At the Intersection of Identity Protection and Dog Collars

Learning investing from Ben Graham and Warren Buffett means you probably know a thing or two about cigar butts.  These days cigar butts are few and far between.  A cigar butt is defined most widely as a company whose market cap is less than its cash and liquid accounts receivables less any outstanding liabilities.  In short, the company is worth more dead than alive.  The problem that Buffett realized early on is that there is a strong institutional imperative to never shut the company down, but exhaust all available resources until it is the company is no longer worth anything, dead or alive (this is starting to sound like a Bon Jovi song).

At times I am attracted to what I call “cash flow cigar butts.”  These companies have cash flows that are worth more in a matter of one or two years than their market cap.  Typically, these cash flows are sticky in the near term and therefore provide a certain level of comfort for not losing money on the investment.  However, there is a similar problem with these companies.  Luckily, I have learned this lesson theoretically and not through experience.

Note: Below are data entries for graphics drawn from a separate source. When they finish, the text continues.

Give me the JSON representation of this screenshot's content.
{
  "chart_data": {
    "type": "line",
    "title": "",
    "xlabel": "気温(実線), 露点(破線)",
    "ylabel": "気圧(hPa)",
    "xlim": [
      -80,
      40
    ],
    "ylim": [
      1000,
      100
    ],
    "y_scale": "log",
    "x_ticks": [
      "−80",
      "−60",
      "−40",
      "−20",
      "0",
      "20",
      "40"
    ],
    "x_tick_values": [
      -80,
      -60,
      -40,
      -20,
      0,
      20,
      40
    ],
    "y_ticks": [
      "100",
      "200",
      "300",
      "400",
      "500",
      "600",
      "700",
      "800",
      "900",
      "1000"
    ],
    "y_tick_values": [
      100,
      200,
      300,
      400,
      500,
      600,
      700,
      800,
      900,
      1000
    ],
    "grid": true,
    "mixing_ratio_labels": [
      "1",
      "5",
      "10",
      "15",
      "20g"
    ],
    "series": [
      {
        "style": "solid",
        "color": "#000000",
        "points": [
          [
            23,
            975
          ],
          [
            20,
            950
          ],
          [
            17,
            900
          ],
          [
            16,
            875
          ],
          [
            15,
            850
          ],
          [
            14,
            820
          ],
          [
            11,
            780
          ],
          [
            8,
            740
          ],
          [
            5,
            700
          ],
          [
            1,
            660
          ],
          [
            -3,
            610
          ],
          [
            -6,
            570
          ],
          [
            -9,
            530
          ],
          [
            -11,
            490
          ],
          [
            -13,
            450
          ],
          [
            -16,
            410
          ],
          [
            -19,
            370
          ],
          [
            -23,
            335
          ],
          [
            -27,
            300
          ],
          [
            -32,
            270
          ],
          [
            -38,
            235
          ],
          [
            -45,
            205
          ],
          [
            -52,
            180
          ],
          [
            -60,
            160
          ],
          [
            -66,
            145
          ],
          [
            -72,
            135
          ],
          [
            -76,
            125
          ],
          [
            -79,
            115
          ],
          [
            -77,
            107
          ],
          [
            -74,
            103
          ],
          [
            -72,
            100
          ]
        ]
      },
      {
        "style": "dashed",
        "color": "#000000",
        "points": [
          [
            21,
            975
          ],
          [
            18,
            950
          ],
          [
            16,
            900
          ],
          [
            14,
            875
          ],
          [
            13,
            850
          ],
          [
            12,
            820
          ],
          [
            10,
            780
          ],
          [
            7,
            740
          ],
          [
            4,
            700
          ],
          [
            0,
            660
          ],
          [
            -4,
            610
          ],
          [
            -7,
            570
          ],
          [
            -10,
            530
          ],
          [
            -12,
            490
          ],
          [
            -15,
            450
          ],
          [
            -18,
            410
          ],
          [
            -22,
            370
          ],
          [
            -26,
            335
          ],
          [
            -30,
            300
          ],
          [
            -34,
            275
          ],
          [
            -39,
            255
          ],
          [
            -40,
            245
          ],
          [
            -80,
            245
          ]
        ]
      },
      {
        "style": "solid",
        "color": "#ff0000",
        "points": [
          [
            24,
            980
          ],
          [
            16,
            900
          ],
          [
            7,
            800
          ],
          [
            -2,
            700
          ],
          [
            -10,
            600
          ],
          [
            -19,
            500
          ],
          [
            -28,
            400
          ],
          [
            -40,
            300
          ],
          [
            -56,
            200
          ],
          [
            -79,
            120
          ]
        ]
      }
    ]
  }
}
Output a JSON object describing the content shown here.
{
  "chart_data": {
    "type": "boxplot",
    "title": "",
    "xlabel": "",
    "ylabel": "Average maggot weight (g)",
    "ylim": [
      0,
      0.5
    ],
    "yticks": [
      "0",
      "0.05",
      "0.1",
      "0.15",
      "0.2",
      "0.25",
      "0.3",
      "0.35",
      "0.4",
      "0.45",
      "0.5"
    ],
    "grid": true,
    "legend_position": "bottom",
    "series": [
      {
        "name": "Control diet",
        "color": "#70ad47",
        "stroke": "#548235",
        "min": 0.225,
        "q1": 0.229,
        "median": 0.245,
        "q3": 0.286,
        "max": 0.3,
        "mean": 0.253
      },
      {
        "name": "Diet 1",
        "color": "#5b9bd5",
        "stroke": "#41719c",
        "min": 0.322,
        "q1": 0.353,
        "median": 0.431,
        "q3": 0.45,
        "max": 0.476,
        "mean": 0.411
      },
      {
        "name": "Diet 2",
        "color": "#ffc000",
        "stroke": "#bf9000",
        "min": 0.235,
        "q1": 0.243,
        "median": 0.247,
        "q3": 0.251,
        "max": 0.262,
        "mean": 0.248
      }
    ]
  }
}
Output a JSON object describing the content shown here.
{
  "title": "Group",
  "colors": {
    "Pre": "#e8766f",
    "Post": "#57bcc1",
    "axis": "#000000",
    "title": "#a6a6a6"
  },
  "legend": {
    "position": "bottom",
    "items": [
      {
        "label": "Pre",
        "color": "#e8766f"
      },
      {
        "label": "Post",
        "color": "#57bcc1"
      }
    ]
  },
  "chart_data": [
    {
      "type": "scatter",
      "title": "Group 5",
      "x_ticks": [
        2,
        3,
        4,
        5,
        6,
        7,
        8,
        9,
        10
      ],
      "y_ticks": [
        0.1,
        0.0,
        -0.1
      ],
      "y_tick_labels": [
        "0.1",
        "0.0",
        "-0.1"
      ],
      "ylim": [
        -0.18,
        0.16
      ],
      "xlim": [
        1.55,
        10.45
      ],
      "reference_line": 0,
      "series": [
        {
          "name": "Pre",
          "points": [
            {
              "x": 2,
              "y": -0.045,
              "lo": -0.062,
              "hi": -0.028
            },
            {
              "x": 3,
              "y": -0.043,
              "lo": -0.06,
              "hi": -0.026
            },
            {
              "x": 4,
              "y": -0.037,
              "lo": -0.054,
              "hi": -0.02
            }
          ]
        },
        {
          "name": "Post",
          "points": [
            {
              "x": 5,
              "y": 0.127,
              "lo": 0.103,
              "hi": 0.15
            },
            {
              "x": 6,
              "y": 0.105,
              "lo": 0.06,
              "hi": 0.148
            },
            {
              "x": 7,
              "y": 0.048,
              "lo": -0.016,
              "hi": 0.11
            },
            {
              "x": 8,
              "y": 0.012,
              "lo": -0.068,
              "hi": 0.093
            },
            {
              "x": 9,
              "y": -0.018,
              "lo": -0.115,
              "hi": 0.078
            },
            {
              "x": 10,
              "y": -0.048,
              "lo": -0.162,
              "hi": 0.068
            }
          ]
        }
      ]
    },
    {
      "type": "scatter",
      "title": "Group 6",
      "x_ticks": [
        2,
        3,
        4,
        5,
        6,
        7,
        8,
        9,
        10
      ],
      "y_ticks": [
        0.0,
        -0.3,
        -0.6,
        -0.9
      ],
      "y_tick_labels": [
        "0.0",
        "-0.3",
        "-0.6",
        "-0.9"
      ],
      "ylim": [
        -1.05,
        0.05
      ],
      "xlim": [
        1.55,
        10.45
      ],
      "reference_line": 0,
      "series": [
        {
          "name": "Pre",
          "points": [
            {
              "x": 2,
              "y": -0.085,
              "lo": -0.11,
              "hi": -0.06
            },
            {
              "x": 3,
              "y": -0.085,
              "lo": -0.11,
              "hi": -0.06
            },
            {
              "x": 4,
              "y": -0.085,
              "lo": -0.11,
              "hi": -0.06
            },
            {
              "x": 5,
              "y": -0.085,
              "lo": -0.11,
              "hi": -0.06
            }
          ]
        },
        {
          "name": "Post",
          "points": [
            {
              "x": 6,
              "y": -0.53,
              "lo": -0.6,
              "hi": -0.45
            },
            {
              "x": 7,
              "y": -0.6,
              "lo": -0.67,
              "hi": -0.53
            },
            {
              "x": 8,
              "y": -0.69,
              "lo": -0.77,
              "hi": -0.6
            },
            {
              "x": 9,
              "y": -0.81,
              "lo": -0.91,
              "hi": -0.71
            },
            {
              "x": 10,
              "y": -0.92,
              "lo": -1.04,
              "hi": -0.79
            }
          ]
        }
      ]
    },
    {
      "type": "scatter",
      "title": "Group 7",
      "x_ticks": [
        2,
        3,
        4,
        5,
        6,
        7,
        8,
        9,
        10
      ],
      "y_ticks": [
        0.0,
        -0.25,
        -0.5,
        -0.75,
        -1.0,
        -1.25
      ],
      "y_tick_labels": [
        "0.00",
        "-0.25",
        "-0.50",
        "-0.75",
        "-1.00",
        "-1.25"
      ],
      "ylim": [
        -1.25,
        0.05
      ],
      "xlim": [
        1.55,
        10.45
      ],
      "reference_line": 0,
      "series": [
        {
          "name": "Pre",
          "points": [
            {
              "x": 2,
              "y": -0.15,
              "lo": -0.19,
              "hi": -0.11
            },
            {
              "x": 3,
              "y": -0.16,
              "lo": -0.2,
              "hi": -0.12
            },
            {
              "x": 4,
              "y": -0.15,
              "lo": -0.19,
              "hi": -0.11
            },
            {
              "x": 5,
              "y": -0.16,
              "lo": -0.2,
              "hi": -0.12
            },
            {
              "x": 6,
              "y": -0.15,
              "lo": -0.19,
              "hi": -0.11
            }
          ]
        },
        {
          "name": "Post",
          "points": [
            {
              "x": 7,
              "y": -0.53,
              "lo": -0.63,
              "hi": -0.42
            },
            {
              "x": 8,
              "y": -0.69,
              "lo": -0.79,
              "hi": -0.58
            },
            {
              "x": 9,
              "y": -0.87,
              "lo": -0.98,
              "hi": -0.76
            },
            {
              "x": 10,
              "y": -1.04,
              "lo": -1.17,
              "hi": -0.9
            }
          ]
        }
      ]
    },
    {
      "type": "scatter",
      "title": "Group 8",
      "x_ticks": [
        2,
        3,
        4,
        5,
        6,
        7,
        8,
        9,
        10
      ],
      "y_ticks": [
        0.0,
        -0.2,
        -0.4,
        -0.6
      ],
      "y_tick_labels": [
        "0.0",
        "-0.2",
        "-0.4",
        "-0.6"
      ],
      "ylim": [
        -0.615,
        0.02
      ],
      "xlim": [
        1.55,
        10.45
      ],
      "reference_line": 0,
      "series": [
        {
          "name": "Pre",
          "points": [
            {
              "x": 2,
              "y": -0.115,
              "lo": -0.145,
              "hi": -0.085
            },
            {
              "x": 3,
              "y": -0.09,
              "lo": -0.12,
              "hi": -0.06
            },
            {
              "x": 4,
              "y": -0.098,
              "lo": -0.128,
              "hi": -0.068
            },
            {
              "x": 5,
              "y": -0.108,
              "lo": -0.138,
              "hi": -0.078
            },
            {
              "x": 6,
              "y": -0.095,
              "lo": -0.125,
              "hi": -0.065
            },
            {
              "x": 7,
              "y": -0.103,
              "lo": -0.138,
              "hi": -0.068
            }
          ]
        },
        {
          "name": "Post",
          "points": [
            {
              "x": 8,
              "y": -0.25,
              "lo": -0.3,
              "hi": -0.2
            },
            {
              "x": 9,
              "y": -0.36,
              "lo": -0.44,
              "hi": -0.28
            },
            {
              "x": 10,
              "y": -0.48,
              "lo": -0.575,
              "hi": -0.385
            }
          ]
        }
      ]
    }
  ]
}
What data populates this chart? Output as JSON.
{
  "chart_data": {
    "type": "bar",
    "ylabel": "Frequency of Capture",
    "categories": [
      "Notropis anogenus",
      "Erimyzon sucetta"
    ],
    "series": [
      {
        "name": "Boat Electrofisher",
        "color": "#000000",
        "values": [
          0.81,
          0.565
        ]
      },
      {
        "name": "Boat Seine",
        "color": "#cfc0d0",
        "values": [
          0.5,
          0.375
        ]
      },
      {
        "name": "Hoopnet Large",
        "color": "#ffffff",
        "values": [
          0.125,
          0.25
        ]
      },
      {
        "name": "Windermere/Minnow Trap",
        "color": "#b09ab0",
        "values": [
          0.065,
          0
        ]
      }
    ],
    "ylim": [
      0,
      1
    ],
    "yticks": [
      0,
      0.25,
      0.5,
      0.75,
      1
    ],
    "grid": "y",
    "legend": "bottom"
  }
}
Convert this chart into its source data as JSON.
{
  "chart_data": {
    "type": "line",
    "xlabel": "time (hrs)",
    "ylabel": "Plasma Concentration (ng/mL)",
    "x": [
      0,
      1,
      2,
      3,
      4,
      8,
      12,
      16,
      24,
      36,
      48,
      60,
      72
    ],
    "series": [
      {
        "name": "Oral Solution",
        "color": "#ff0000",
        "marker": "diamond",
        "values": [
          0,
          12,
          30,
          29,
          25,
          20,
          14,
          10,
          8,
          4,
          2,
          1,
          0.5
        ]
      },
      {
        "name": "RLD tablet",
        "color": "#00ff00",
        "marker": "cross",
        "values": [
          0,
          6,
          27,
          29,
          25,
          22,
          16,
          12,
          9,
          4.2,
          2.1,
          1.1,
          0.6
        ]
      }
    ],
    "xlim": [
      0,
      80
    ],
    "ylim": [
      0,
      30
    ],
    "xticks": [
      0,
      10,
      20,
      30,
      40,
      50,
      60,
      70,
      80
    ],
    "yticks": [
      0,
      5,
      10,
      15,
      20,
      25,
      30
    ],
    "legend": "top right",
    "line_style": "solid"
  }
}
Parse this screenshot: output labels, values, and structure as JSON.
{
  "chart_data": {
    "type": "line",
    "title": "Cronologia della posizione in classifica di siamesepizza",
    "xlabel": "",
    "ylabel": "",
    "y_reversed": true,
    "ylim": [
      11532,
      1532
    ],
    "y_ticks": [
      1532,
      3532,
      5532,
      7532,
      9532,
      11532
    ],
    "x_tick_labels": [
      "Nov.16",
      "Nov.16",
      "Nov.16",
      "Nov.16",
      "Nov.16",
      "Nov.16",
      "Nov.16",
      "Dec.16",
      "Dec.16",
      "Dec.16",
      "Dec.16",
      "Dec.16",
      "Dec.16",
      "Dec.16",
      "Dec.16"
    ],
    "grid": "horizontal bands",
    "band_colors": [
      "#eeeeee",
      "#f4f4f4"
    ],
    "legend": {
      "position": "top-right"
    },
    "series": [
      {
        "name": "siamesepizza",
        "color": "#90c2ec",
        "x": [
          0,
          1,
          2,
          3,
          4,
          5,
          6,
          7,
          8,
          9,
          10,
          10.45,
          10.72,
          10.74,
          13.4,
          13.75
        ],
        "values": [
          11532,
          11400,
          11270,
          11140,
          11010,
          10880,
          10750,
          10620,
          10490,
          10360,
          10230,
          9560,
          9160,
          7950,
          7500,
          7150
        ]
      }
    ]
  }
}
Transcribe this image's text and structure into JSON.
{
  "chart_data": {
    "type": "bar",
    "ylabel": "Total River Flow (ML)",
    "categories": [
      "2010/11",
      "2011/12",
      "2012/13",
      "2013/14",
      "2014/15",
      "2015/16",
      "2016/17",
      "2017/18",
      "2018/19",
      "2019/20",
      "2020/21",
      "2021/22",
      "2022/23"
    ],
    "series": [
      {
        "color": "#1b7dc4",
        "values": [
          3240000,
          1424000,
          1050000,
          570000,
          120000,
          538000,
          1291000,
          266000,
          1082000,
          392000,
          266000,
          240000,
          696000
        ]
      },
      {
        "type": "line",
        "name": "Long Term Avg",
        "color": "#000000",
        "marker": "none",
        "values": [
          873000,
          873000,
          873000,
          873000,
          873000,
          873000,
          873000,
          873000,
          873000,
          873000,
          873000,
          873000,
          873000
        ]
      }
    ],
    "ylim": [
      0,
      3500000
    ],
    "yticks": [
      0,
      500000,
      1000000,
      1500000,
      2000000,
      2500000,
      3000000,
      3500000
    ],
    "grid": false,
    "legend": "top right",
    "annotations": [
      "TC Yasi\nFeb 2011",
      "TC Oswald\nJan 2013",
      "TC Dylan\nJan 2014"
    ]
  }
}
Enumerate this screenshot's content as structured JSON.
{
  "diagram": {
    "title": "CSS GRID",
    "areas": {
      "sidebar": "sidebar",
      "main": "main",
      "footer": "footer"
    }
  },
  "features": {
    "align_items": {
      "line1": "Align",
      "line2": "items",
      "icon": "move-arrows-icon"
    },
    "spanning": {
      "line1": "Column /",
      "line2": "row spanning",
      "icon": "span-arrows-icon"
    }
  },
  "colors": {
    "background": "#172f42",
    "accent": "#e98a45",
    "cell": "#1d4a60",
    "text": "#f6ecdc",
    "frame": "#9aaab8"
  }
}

Intersections (INTX) is a company that is best known in the consumer market for identity theft protection called Identity Guard.  However, their bread and butter business is not selling this product direct to consumers, but as an add-on product through other marketing channels, mostly financial institutions (i.e. Bank of America, Capital One, Chase).  The economics work out for Intersections much better as an add-on product because customer acquisition costs in the direct market are so high that is makes it tough to price the product for profitability.

However, in recent years, a variety of federal agencies have not taken to kindly to these add-on products.  I won’t discuss the particulars of these actions, but suffice it to say the financial institution marketing channel is dead.  There is no new marketing to financial institutional customers, but there is a portfolio of consumers that are in run-off mode.  These customers provide a steady stream of cash flow for Intersections.

Last year, Intersections might have been able to effectively shut down the ongoing business and run it off in a way that would have created the most value for shareholders.  Instead, they choose to do two things.  First, go full speed ahead into the direct to consumer market, which has historically not been their bread and butter.  This has dramatically increased customer acquisition costs and these customers, for whatever reasons, are more prone to churn, thus limiting the profitability of new customers.  In other words, the customers are canceling before Intersections can profit from the marketing spent on acquiring them.

Second, and this is the most interesting and key aspect of this post (talk about burying the lead): Intersections embarked on an entirely new product line, and by new product, I mean: electronic dog collars.  To say this is grossly outside their area of expertise would be somewhat of an understatement. Over the past 1.5 years, Intersections has spent approximately $11m internally developing this product that has yet to launch.  $11m is not small amount for a company that is currently worth only approximately $80m  Additionally, the manufacturing of this product is not even included in those numbers, so I would anticipate the costs to continue to increase.  Voyce, the name of the dog collar, could be a multi-billion dollar product, who knows.

My key takeaway is that reinvestment of future cash flow is at management’s discretion.  They will not always do what is rational from a shareholder standpoint.